Economy USA

Altman Tells the Jury Musk Walked Away From OpenAI, Not the Other Way Around

Altman Tells the Jury Musk Walked Away From OpenAI, Not the Other Way Around
OpenAI Chief Executive Sam Altman is cross-examined by Elon Musk’s lawyer Steve Molo during Musk’s lawsuit trial over OpenAI’s for-profit conversion at a federal courthouse in Oakland, California, US, May 12, 2026, in a courtroom sketch (Vicki Behringer / Reuters)
  • Published May 14, 2026

Bloomberg, CNBC, the Guardian, NPR, and the Wall Street Journal contributed to this report.

OpenAI CEO Sam Altman spent his time on the witness stand trying to flip Elon Musk’s core accusation on its head: he says Musk did not get cheated out of a charity – he left one to fend for itself.

Altman testified Tuesday in federal court in Oakland as part of the Musk v. Altman trial, a showdown over OpenAI’s shift from nonprofit roots to a for-profit structure. Dressed in a blue suit and tie, he told jurors that Musk helped launch the company in 2015, then backed away when things got complicated.

“We were kind of left for dead,” Altman said.

That line is now at the heart of the case.

Musk, the world’s richest man, sued OpenAI, Altman and OpenAI president Greg Brockman in 2024. He says they ditched the company’s original nonprofit mission and turned it into something that now serves commercial interests first. He also argues that the roughly $38 million he donated was used in ways he never agreed to.

Altman pushed back hard. He said he never promised Musk anything about OpenAI’s corporate structure, and that Musk was ultimately more interested in control than mission.

The split traces back to messy internal negotiations in 2017 and 2018, when the founders were trying to figure out how to raise serious money for computing power. They talked through a bunch of options, including a for-profit setup, but never landed on a clean solution. Musk left the board in 2018.

Altman said Musk’s exit rattled some employees, but also gave others a jolt of relief. He described Musk’s management style as off-putting and said the billionaire “didn’t understand how to run a good research lab.”

The testimony also dug into Musk’s own words from that period. Altman said one email from Musk saying OpenAI had a 0% chance of staying relevant without major changes was burned into his memory.

That part of the story matters because it cuts against Musk’s current argument. OpenAI did eventually create a for-profit subsidiary, and today that business is valued by private investors at more than $850 billion. Musk says that structure became the tail wagging the dog. Altman says Musk only got angry once he lost control.

Altman told the court that Musk wanted majority control early on, and that he made clear he was the kind of person who only wanted to work on companies he could run himself. Altman said that made him deeply uneasy.

One of the more surreal stretches of testimony centered on Musk’s idea of merging OpenAI with Tesla. Musk reportedly offered Altman a seat on Tesla’s board in an effort to make the deal happen. Altman said no, arguing that the nonprofit mission would have been lost in the process.

“Tesla is a car company,” he said. “It does not have the mission of OpenAI.”

On cross-examination, Musk’s lawyer, Steven Molo, went after Altman’s credibility. He pressed Altman on whether he considered himself trustworthy. Altman started with “I believe so,” then quickly amended that to yes after Molo pushed back. Molo also raised concerns from former colleagues and board members, including the brief 2023 ouster that shocked the tech world.

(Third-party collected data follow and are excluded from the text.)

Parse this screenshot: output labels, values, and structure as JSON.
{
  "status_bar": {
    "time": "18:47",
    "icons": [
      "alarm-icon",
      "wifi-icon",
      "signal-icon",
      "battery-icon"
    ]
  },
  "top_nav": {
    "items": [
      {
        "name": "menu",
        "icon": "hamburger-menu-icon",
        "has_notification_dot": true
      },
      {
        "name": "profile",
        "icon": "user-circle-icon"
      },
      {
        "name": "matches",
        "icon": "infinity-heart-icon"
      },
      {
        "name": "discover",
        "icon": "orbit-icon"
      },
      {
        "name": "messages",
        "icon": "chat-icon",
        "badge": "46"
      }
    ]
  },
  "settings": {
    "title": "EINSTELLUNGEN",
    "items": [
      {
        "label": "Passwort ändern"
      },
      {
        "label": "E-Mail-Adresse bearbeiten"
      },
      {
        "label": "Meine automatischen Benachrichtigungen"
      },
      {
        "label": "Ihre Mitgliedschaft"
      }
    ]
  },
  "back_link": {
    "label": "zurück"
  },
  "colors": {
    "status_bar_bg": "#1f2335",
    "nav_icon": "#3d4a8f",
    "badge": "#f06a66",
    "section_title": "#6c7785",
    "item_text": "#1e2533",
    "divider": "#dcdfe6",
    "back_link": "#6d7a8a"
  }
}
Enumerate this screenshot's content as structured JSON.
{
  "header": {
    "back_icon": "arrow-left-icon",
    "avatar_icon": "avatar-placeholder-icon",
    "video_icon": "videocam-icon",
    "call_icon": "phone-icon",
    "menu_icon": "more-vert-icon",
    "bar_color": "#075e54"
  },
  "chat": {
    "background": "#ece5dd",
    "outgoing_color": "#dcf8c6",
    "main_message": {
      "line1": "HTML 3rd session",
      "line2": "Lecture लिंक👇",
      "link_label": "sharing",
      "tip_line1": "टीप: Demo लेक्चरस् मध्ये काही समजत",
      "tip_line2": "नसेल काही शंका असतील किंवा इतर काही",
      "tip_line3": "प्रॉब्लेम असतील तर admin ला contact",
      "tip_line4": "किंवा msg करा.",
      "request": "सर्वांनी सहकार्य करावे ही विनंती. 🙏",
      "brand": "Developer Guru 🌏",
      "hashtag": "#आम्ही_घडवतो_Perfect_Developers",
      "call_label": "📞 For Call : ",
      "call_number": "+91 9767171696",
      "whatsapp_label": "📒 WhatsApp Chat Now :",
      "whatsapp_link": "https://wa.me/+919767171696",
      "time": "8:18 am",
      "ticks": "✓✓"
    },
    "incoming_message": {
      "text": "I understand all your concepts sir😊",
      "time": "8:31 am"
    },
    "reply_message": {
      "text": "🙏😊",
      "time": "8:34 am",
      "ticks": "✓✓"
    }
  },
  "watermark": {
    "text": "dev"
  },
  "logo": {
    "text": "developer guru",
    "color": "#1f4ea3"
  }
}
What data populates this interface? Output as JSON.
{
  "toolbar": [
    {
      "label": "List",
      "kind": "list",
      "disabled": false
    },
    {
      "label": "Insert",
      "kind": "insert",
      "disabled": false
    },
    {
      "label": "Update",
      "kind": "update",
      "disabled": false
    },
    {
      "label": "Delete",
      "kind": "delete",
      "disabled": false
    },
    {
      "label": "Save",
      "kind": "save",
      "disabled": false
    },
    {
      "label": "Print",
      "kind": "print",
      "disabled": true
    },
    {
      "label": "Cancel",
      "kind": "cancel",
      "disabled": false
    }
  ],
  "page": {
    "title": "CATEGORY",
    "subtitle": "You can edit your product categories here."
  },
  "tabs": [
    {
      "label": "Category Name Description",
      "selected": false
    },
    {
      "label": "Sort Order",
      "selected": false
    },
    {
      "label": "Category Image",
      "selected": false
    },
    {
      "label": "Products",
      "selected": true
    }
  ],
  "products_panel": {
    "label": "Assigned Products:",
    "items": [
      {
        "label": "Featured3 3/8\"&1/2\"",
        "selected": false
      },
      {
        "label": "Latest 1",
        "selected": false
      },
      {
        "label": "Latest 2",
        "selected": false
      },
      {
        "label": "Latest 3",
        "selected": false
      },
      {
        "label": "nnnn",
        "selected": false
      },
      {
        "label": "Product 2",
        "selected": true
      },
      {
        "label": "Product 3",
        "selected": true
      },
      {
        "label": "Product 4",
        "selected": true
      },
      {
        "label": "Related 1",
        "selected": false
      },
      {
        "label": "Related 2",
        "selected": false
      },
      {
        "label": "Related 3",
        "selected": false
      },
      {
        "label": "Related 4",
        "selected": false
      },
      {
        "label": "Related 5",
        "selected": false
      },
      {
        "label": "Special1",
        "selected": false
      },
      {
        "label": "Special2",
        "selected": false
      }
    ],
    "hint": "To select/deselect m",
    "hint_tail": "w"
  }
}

Altman said that removal caught him completely off guard. He described the days after the firing as upsetting, angry and painful, saying he felt like he was watching years of work being dragged toward collapse.

“I had poured the last years of my life into this,” he said.

The trial is now in its final stretch. Closing arguments are set for Thursday, and the jury could begin deliberating after that. The jury’s role is advisory, but the case could still end up reshaping OpenAI’s future depending on how Judge Yvonne Gonzalez Rogers rules.